核心概念
Graph Isomorphism for graphs excluding small topological subgraphs can be efficiently tested in time npolylog(h).
要約
The article discusses an isomorphism test for graphs excluding small topological subgraphs, focusing on time complexity and algorithmic strategies. It presents a new isomorphism algorithm that significantly improves previous tests for graphs of maximum degree and Hadwiger number. The algorithm follows a decomposition strategy and relies on the Color Refinement algorithm. Key insights include the t-CR-bounded property and closure operators for sets. The main technical contribution is an alternative algorithm for finding suitable initial sets. The proof involves a detailed analysis of the 3-dimensional Weisfeiler-Leman algorithm and closure graphs. The article concludes with structural insights into automorphism groups and a detailed overview of the algorithm.
Structure:
- Abstract
- Introduction
- Background on Graph Isomorphism
- Isomorphism Tests for Restricted Graph Classes
- Decomposition Strategy and Closure Operators
- Finding Initial Sets Algorithm
- Technical Proof and Analysis
- Structural Insights on Automorphism Groups
- Conclusion and Algorithm Overview
統計
Unser Ergebnis vereint und erweitert frühere Isomorphismustests für Graphen mit maximalem Grad d und Hadwiger-Nummer h.

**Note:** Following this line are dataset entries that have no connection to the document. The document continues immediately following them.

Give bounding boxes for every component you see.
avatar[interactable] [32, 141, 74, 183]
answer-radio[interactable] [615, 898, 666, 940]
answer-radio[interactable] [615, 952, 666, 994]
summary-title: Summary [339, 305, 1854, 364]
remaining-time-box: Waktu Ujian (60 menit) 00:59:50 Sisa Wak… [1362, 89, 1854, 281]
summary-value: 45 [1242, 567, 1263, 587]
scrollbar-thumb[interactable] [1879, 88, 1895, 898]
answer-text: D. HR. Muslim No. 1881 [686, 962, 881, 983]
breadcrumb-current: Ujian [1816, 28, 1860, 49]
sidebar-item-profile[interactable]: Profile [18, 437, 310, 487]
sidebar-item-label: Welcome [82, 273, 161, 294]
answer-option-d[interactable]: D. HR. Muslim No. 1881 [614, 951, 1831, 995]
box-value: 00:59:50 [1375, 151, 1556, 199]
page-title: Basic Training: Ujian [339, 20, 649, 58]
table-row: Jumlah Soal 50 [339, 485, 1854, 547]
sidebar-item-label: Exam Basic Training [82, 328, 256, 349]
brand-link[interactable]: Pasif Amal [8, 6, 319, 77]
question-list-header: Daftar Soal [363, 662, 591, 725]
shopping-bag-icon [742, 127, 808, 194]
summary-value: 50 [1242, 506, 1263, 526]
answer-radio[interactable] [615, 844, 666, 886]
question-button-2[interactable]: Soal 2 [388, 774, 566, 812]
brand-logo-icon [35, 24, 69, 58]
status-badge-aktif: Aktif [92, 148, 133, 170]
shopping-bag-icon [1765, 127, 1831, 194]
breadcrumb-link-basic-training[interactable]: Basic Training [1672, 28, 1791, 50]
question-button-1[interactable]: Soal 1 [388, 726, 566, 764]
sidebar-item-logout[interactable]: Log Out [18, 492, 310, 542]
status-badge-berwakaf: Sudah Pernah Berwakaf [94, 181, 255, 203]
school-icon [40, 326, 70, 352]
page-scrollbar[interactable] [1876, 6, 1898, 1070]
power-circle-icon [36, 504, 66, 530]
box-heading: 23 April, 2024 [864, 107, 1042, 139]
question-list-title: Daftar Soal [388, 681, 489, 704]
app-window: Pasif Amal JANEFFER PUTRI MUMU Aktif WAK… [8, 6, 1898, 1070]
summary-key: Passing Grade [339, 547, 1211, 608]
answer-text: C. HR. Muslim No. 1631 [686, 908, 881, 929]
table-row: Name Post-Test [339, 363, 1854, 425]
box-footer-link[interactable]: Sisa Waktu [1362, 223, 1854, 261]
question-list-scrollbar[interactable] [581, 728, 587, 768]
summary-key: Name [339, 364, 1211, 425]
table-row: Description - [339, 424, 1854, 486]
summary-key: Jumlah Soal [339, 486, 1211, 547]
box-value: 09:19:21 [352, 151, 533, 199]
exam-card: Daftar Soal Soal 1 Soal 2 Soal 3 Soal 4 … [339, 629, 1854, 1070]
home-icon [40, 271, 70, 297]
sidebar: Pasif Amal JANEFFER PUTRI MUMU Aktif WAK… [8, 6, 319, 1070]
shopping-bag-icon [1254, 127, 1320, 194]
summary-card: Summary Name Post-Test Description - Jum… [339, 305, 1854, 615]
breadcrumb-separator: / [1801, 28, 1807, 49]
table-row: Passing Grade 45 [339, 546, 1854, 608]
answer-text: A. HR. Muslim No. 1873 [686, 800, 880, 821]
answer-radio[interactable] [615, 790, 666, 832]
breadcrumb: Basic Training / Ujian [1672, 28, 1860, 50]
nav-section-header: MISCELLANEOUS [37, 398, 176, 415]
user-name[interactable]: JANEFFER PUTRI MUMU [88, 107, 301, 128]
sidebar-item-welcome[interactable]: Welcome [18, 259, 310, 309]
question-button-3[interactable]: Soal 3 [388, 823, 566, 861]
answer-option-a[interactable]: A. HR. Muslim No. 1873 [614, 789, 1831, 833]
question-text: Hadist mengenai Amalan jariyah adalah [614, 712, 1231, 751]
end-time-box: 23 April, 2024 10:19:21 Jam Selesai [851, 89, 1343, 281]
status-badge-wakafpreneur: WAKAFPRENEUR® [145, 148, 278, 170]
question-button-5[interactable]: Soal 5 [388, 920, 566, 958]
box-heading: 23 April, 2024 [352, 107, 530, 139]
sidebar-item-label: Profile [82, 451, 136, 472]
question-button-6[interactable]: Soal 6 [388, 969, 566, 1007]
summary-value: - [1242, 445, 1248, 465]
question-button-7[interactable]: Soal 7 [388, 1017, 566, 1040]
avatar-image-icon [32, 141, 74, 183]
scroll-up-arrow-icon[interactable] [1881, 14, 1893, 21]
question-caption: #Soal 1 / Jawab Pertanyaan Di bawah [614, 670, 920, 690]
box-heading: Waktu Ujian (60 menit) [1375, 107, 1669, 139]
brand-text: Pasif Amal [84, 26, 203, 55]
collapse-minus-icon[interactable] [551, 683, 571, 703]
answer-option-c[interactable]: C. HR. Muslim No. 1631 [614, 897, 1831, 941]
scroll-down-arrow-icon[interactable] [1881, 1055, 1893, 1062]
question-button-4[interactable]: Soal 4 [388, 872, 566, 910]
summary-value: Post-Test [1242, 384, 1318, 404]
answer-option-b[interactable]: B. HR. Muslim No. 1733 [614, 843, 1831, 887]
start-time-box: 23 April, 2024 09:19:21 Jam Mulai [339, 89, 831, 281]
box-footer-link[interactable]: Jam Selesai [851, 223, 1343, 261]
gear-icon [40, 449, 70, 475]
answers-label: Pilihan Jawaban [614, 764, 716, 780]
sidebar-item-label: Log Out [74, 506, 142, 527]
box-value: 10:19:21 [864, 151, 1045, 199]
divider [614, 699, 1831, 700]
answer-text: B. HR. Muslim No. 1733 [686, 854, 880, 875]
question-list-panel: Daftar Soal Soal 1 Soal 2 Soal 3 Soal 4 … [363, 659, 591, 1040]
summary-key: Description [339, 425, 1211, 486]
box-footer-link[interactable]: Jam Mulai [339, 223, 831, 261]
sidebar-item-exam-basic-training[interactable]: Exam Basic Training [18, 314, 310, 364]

Die Zeitkomplexität für den Isomorphismustest beträgt npolylog(h).
引用
"The main result of this work is a new isomorphism algorithm for graphs that exclude some h-vertex graph as a topological subgraph."
"The algorithm follows the same decomposition strategy that is already used by Grohe et al. in [15] for testing isomorphism of graphs excluding Kh as a minor."